A Suprema Corte de Cassação, com a sentença n. 29459 de 2025, ofereceu um esclarecimento crucial sobre a determinação da competência territorial em procedimentos de prevenção pessoal. A decisão é particularmente relevante quando a periculosidade de um indivíduo está ligada ao indício de pertencimento a uma associação subversiva. Compreender onde um procedimento deve ser instaurado é essencial para a correta aplicação da lei e para a eficácia das ações de proteção da segurança pública. Detalhamos os princípios estabelecidos pela Corte.

O Contexto das Medidas de Prevenção e a Questão da Competência

As medidas de prevenção, reguladas pelo Decreto Legislativo 6 de setembro de 2011, n. 159 ("Código Antimáfia"), são instrumentos não penais destinados a prevenir a prática de crimes por indivíduos considerados socialmente perigosos. O art. 4, comma 1, lett. D) do D.Lgs. 159/2011 inclui, entre as categorias de periculosidade, o pertencimento a "associações, grupos ou movimentos... destinados a desenvolver atividades subversivas ou terroristas". Nesse contexto, a identificação do juiz territorialmente competente é frequentemente complexa. A sentença n. 29459 de 2025, proferida pela V Seção Penal da Cassação (Presidente R. P., Relator A. O.), ao rejeitar o recurso do arguido M. A. contra uma decisão da Corte de Apelação de Nápoles, forneceu uma solução clara para essa problemática.

Em matéria de medidas de prevenção pessoal, a competência territorial em procedimentos relativos a indivíduos cuja periculosidade se baseia em indícios de pertencimento a uma associação subversiva deve ser identificada no local onde opera o organismo associativo, sendo, ao contrário, irrelevantes tanto o local de constituição formal da sociedade quanto os registos anagráficos relativos ao proposto.
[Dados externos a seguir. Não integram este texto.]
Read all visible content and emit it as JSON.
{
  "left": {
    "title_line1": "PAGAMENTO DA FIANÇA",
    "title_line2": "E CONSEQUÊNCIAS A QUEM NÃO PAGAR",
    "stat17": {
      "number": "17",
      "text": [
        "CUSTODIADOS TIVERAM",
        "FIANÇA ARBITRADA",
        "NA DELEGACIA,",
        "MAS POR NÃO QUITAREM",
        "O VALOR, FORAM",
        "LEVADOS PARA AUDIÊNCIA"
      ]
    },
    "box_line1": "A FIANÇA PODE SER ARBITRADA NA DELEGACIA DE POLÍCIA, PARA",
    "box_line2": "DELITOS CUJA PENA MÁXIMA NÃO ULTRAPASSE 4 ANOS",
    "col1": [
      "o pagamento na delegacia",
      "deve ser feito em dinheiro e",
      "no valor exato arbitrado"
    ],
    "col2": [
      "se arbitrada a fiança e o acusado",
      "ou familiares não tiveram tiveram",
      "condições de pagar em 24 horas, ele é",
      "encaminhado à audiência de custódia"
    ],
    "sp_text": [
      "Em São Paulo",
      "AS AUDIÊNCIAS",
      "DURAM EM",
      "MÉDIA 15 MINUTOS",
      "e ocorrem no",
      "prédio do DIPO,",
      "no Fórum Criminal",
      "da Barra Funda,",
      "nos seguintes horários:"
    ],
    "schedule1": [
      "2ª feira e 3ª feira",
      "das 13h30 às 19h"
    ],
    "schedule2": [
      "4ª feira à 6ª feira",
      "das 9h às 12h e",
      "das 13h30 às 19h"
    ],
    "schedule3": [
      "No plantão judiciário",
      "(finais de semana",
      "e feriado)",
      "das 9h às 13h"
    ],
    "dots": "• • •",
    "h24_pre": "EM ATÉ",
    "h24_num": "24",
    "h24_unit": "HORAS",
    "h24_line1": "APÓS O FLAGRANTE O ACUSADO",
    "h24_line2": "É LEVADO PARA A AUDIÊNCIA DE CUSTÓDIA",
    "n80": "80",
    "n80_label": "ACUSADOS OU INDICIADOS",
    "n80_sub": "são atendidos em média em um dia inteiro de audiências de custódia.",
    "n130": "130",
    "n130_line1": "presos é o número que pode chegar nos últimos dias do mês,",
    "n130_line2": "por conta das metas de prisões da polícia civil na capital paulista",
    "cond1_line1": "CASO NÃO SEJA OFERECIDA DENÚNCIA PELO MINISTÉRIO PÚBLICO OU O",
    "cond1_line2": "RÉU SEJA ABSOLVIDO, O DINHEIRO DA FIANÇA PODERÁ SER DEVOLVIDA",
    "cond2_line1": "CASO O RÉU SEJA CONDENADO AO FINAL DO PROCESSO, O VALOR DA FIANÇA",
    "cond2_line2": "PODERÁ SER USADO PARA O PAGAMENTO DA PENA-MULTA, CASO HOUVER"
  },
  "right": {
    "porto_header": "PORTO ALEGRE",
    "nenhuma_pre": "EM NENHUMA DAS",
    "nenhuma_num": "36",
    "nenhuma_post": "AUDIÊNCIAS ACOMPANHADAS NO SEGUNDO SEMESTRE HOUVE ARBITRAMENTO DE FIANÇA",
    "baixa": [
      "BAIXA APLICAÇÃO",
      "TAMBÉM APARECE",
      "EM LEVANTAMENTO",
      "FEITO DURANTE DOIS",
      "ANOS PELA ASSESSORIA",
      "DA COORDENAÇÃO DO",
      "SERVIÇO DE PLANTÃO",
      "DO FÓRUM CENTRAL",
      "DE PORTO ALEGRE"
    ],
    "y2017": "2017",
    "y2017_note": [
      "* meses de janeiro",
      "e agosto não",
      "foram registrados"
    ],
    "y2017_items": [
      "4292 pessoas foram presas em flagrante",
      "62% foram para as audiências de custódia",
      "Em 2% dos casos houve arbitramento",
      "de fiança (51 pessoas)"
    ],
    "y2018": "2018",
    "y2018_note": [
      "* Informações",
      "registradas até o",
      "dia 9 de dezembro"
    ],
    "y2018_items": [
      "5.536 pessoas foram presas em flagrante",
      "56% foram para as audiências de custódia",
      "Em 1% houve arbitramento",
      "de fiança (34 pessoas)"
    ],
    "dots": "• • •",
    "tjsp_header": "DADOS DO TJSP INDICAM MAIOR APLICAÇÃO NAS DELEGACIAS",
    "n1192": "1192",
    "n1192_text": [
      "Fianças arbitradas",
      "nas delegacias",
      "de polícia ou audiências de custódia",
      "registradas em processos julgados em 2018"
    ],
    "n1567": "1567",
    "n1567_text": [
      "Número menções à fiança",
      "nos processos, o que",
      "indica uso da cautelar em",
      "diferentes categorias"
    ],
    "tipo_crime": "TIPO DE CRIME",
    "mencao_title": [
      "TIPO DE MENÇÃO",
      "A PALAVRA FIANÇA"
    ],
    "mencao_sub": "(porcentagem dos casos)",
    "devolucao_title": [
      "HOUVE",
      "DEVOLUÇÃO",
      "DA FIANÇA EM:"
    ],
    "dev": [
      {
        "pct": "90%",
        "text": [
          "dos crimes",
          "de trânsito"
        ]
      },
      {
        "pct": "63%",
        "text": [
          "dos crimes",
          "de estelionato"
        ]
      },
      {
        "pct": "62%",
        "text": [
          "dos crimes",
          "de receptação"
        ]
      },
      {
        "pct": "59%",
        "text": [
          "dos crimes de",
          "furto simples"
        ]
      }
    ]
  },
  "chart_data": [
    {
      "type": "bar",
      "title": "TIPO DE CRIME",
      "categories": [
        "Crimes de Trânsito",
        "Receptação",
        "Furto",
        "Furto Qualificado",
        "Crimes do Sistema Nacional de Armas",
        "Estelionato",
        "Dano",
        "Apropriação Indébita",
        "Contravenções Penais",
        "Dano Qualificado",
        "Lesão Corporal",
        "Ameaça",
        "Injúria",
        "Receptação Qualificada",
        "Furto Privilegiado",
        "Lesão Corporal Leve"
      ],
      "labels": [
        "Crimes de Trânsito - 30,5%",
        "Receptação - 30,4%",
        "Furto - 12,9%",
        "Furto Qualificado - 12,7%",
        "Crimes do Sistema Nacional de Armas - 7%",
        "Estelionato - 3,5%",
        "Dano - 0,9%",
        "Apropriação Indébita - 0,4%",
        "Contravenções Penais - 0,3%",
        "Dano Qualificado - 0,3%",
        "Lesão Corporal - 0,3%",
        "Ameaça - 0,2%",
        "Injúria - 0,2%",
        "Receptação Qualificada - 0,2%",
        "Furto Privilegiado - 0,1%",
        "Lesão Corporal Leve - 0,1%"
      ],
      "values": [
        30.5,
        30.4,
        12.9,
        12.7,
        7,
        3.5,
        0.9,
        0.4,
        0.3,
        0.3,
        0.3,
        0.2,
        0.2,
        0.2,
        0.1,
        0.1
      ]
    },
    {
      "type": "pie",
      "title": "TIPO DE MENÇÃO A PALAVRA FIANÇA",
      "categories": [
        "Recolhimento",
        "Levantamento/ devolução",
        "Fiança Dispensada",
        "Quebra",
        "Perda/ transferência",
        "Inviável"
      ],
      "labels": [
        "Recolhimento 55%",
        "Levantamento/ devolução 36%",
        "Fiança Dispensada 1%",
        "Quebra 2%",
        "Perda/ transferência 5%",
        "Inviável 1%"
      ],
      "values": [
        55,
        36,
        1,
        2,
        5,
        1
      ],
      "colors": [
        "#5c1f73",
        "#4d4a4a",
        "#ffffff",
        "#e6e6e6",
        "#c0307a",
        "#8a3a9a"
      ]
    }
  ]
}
A máxima da Suprema Corte é esclarecedora. O princípio fundamental estabelece que a competência não se baseia em critérios meramente formais ou anagráficos, mas na operação concreta e material da associação subversiva. Não importa, portanto, onde a associação foi formalmente constituída ou onde o proposto tem a sua residência. O que importa é o centro efetivo das atividades da sociedade, o local onde a sua periculosidade se manifesta e onde os indícios de pertencimento se concretizam. Esta abordagem é coerente com a natureza preventiva das medidas, que visam combater uma periculosidade real e atual, focando na projeção efetiva das atividades ilícitas e garantindo uma resposta estatal mais direcionada e eficaz, em linha com o art. 270 c.p. referido pela própria sentença.

Implicações Práticas e Critérios Decisivos

Esta decisão tem implicações práticas significativas. Para as autoridades investigativas, significa concentrar os esforços na mapeamento dos locais onde a associação subversiva realiza concretamente as suas ações. Para a defesa, oferece um parâmetro claro para contestar a errônea identificação da competência, se baseada em critérios diferentes do "locus operativitatis". A Corte reforçou assim um orientação jurisprudencial já consolidada, assegurando que a competência territorial esteja ancorada em elementos concretos e verificáveis.

Em resumo, os critérios estabelecidos pela Cassação para a competência territorial são:

  • Relevante: O local de efetiva operação do organismo associativo.
  • Irrelevante: O local de constituição formal da sociedade.
  • Irrelevante: Os registos anagráficos relativos ao proposto.

Conclusões

A sentença n. 29459 de 2025 da Cassação é uma referência essencial para a aplicação das normas sobre medidas de prevenção pessoal. Reiterando que a competência territorial se radica no local de efetiva operação do organismo associativo, a Suprema Corte forneceu clareza e certeza do direito. Esta orientação não só consolida uma linha jurisprudencial, mas também reforça a eficácia dos instrumentos de prevenção, direcionando a atenção para a dimensão substancial da periculosidade social. Para um Escritório de Advocacia, compreender e aplicar estes princípios é fundamental para assistir da melhor forma os seus clientes.